Meaning
Why am I here? Does life have purpose? These are questions probed by philosophers, but they are also very personal, freighted with implications.
Someone with no good answer is more likely to succumb to the modern suicide epidemic. “Psychology Today” magazine reports that the suicide rate now exceeds highway fatalities, and is higher than it has been since 1950. A pointless life is unbearable and lonely.
Author Thomas Wolfe concluded that loneliness is inevitable. In his essay, “God’s Lonely Man,” he expressed a certain meaningless. “All this hideous doubt, despair, and dark confusion of the soul a lonely person must know, for he is united to no image save that which he creates himself. He has no faith in him except his own and often that faith deserts him leaving him shaken and filled with impotence. Then it seems to him that his life has come to nothing.”
Contributing to the problem is scientism, the belief that science can answer all questions. Zoology professor and Nobel Prize winner Peter Medawar warned young scientists about that. “I have in mind such questions as: “How did everything begin?” “What are we all here for?” “What is the point of living?” These questions become incoherent if you accept evolution as settled science. Why should you, a collection of molecules arranged by a meaningless, random process, expect to find transcendent meaning?

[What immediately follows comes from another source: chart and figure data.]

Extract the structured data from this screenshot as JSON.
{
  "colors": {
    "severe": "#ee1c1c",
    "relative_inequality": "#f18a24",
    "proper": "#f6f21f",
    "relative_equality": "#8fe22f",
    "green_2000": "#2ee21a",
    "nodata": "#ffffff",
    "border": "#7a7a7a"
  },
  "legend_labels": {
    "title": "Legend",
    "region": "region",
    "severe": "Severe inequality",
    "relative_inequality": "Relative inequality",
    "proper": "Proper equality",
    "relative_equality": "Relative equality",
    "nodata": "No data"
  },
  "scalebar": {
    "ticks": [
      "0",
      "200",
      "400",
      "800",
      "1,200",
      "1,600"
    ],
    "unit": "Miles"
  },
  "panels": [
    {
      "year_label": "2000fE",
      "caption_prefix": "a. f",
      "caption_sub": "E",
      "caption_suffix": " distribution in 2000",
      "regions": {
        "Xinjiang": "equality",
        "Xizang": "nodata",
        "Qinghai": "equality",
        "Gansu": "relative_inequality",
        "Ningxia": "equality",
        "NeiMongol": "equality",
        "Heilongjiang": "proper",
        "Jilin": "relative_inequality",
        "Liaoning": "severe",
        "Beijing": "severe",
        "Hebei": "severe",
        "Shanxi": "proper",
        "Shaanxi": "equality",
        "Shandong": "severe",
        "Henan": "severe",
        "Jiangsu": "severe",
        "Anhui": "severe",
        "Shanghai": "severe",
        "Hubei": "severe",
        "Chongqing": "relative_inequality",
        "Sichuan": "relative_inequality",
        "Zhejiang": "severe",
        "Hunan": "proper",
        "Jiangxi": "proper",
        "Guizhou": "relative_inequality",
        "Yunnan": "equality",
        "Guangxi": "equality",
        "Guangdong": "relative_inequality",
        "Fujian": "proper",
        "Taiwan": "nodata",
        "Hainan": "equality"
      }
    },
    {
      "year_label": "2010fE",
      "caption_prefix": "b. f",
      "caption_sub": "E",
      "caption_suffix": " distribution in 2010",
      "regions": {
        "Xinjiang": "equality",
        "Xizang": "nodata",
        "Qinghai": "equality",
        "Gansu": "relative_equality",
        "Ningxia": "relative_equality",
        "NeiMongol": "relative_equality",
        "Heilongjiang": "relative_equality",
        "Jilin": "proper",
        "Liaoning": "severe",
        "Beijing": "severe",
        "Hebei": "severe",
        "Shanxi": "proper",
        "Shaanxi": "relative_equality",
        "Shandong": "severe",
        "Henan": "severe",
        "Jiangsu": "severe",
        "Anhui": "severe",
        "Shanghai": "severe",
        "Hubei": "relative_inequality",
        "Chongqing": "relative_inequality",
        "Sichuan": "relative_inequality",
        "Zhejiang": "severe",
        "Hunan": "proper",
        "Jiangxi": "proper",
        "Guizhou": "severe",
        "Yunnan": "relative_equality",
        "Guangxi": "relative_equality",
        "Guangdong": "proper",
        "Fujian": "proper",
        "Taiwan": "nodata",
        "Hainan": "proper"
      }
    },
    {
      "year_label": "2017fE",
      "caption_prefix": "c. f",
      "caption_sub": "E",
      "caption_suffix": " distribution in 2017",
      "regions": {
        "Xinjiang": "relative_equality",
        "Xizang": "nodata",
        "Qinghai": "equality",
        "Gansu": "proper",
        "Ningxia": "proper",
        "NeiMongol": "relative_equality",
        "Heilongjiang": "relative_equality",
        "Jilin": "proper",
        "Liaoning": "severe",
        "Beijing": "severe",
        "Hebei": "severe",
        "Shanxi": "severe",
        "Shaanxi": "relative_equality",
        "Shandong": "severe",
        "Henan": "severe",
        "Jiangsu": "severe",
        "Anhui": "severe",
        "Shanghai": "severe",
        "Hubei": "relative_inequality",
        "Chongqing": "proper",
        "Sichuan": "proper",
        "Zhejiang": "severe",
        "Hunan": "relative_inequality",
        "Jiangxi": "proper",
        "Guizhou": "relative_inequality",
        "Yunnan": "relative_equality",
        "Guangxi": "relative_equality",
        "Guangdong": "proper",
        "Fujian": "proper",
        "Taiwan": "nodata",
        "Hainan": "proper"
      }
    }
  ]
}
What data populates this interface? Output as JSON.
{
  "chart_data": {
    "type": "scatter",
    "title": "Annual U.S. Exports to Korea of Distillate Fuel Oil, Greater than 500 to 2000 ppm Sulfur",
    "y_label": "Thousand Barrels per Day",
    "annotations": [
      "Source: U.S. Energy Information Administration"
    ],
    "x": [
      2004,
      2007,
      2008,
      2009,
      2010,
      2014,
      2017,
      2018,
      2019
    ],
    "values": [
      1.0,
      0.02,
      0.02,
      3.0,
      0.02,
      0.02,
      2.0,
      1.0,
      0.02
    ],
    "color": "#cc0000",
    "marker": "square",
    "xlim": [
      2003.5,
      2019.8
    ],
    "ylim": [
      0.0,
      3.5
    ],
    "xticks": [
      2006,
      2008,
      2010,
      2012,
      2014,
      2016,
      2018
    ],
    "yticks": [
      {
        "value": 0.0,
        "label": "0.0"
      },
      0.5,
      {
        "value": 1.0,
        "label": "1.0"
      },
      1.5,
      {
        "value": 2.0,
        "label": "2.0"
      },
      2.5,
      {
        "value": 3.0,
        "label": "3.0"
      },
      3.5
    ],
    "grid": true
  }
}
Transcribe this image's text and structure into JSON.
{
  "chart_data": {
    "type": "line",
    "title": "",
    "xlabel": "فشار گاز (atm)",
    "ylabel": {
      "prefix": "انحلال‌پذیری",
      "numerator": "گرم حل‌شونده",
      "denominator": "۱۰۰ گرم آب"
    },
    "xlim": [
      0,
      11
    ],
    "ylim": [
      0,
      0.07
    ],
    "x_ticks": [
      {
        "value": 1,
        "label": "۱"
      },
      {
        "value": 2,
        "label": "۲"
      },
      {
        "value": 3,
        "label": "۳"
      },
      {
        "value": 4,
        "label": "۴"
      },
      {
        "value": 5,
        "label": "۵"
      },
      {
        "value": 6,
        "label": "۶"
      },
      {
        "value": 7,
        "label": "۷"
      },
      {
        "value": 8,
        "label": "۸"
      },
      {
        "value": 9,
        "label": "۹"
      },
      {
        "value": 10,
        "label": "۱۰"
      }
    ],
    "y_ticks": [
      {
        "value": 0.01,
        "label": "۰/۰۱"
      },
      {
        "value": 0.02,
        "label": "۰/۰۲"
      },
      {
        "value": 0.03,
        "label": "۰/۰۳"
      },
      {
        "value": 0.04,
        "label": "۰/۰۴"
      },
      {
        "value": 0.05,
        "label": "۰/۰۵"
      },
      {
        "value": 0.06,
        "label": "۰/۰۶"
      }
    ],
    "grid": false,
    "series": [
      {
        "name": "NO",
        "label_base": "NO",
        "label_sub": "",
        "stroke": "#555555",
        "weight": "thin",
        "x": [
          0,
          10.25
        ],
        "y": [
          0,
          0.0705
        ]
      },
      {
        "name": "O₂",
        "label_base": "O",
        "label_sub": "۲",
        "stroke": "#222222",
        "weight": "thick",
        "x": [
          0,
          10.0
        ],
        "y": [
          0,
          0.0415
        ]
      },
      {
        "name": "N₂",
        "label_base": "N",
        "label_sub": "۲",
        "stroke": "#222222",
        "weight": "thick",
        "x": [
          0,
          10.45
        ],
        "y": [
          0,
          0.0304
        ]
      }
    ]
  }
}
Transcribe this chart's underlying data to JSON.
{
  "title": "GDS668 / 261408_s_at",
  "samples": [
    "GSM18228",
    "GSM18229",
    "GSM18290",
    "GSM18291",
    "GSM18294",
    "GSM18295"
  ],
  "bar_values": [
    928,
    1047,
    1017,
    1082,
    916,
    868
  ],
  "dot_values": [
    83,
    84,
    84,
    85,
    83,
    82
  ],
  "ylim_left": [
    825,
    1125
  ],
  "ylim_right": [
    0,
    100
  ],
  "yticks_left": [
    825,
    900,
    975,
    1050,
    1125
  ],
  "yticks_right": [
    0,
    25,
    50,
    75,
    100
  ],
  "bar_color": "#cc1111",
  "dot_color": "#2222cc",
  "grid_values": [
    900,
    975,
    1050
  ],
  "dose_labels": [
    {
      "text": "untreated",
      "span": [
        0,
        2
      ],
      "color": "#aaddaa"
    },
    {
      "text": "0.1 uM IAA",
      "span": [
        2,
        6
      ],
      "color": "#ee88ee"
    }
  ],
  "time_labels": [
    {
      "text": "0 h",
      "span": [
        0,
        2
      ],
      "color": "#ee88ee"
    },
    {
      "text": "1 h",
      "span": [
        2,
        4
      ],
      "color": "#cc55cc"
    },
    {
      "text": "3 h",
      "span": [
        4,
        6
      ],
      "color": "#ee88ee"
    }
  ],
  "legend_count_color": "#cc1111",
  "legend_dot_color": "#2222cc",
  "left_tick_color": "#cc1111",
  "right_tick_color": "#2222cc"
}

The Bible has answers that are coherent and reasonable. Its explanations correspond to what we observe and deduce. Scientists regularly observe evidence of design quite beyond the reach of Darwinism. We deduce that since nothing material causes itself, logic demands a First Cause, a Creator. So, to what end would God create your soul to reside in an earthly body? Abraham left hearth and home for unknown places because “he was looking for the city which has foundations, whose architect and builder is God” (Heb. 11:10). Paul counted “all things to be loss in view of the surpassing value of knowing Christ Jesus my Lord, for whom I have suffered the loss of all things, and count them but rubbish so that I may gain Christ” (Phil. 3:8). These men lived with purpose!
John Piper summarizes that your purpose is to magnify God. He compares that to a telescope by which the unimaginably vast universe can become visible to the human eye. “You are on planet earth to put a telescope to the eye of the world. That’s why you exist. By your behavior, your parenting, the way you do your job, the way your worship, and the way you handle your life, everyone should read, ‘God is great.’ ”
A transformed life of faith reflects the greatness of the Father, Son, and Holy Spirit. Seek and know your Creator, Savior, and Counselor! You will find no higher meaning.